Sin desanimarse por el pedido del prelado, regresa al Tepeyac para entregárselo a Nuestra Señora, quien le pide que regrese por la mañana para que ella se lo entregue. Durante la noche, sin embargo, el tío enfermo de Juan Diego empeora y es evidente que se está muriendo. Poco después de la medianoche, su sobrino parte hacia Tlatilolco para llamar a uno de los sacerdotes para que pueda confesarse y prepararse para la muerte.
No queriendo encontrarse con la bella Señora, que seguramente querría enviarlo al obispo con la “prueba” que le había pedido, se apresuró, entregado a su tarea. Pero la Reina del Cielo bajó a su encuentro y, reprendiendo suavemente, le preguntó: “¿Qué está pasando, el más joven y el más querido de todos mis hijos? ¿Adónde vas, adónde te diriges? Humillándose ante ella, le habló de la grave enfermedad de su tío y de la necesidad de un sacerdote que lo ayudara. Ella le aseguró que la enfermedad no era grave y que no tenía nada que temer por eso. Su solicitud lo llenaba de alegría y de consuelo: “¿No estoy yo aquí, yo, que soy tu madre? ¿No estás bajo mi sombra y protección? ¿No soy yo la fuente de tu alegría? ¿No estás en el hueco de mi manto, en el cruce de mis brazos? ¿Necesitas algo más? Que nada más te preocupe, te perturbe; no dejes que la enfermedad de tu tío te aflija, porque ahora no morirá de ella. Puedes estar seguro de que ya está bien…” Y, como luego supieron, su tío se puso bien en ese mismo momento.
La señal
Lleno de confianza, Juan Diego le rogó que lo enviara inmediatamente al obispo con la señal que ella le había prometido. La Santísima Madre le dijo que subiera al cerro y que recogiera las flores que encontraría allí. Obedeció, y aunque era invierno y las heladas en esa época del año eran muy duras, encontró flores de muchas clases, en plena floración. Asombrado, cortó y recogió las fragantes flores y se las llevó a Nuestra Señora, quien las colocó cuidadosamente en su manto, la “tilma” tejida en bruto que usaba su pueblo, y le dijo que se las llevara al obispo como “prueba”. Cuando abrió su tilma para mostrarle al obispo la profusión de flores, las flores cayeron al suelo, y quedó impresa sobre su manto una imagen de la Santísima Madre, la aparición en el Tepeyac.
Con el permiso del obispo, Juan Diego vivió el resto de su vida como ermitaño en una pequeña choza cerca de la capilla donde se colocó la imagen milagrosa para su veneración.
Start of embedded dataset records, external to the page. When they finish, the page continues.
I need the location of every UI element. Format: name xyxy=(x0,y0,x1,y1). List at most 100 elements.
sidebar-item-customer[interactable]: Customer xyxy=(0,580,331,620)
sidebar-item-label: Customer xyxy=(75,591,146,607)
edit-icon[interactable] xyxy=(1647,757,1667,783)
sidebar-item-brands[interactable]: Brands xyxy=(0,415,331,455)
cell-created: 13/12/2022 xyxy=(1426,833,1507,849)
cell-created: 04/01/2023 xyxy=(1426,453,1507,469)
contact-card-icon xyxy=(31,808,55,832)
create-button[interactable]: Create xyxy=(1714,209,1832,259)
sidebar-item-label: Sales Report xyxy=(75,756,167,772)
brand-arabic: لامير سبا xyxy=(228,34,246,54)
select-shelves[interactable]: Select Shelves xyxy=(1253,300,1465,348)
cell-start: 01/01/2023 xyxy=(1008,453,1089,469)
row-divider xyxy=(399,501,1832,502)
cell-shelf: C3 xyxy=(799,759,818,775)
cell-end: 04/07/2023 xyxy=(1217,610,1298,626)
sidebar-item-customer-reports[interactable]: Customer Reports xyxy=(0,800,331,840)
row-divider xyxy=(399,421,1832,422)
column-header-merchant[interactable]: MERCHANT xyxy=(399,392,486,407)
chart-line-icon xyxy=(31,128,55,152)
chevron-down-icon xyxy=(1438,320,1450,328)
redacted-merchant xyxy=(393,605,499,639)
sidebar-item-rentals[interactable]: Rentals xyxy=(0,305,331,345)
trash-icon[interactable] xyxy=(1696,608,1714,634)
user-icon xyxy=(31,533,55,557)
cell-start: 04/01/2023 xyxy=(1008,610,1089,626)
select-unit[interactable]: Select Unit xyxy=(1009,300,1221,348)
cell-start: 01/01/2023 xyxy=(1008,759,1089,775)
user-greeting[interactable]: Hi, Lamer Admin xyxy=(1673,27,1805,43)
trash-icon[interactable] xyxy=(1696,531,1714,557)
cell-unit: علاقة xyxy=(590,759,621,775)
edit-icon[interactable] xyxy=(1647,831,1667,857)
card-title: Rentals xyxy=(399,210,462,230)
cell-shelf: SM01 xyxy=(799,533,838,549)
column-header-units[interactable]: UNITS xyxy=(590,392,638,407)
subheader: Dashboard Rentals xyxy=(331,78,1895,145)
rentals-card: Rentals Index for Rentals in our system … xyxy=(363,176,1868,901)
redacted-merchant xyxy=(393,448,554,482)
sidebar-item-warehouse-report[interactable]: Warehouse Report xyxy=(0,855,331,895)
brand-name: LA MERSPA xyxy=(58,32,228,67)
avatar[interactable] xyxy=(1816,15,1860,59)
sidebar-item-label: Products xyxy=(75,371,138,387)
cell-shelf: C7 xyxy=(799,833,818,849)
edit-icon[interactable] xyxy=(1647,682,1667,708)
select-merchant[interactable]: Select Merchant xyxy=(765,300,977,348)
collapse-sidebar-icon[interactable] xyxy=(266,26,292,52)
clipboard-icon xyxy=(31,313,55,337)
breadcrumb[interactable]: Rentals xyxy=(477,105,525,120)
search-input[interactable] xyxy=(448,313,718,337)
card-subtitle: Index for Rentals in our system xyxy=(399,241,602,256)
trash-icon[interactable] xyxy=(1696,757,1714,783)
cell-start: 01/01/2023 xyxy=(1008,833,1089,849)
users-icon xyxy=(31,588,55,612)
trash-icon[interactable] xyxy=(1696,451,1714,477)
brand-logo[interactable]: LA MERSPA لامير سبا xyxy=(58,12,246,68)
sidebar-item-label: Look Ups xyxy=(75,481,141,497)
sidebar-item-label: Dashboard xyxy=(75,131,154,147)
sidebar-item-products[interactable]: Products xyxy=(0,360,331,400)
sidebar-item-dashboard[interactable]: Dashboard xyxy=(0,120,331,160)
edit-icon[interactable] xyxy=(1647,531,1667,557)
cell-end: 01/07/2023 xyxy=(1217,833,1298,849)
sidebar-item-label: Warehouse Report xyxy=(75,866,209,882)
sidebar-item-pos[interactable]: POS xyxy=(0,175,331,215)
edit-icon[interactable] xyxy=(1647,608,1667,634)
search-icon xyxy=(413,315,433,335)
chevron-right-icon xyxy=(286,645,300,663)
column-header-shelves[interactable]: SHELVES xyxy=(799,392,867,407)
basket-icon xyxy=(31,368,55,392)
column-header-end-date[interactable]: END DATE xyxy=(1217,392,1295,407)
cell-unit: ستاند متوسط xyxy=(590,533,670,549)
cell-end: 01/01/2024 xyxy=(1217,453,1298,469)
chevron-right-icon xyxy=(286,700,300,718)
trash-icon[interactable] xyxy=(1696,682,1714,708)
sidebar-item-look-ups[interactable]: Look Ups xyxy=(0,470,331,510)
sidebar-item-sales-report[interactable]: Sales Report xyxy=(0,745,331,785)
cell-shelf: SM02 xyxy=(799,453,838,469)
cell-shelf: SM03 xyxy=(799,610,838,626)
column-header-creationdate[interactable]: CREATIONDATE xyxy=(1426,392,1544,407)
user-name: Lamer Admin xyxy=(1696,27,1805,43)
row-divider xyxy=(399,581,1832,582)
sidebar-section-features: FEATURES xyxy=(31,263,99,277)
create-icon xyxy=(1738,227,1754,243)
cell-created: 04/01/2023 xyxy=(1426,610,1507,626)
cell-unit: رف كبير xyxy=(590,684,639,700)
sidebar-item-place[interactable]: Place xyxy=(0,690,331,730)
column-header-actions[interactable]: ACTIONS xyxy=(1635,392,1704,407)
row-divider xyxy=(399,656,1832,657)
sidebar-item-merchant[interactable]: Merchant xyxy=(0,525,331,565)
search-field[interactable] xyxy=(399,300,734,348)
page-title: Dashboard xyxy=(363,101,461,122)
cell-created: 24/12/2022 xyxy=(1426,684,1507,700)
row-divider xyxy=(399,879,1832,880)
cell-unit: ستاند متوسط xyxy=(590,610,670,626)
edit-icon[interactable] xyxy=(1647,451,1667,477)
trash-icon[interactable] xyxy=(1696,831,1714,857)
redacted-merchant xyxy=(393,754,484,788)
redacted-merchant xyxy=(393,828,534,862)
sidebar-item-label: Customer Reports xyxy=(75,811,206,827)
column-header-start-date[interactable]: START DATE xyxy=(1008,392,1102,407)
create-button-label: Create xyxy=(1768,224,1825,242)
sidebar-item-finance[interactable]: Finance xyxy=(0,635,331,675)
Aquí cuidó de la iglesia y de los primeros peregrinos que venían a rezar a la Madre de Jesús.
Muerte y beatificación
Murió en 1548 y fue enterrado en la primera capilla dedicada a la Virgen de Guadalupe. Fue beatificado el 6 de mayo de 1990 por el Papa Juan Pablo II en la Basílica de Santa María de Guadalupe en la Ciudad de México y canonizado por él el 31 de julio de 2002. Su fiesta es el 9 de diciembre.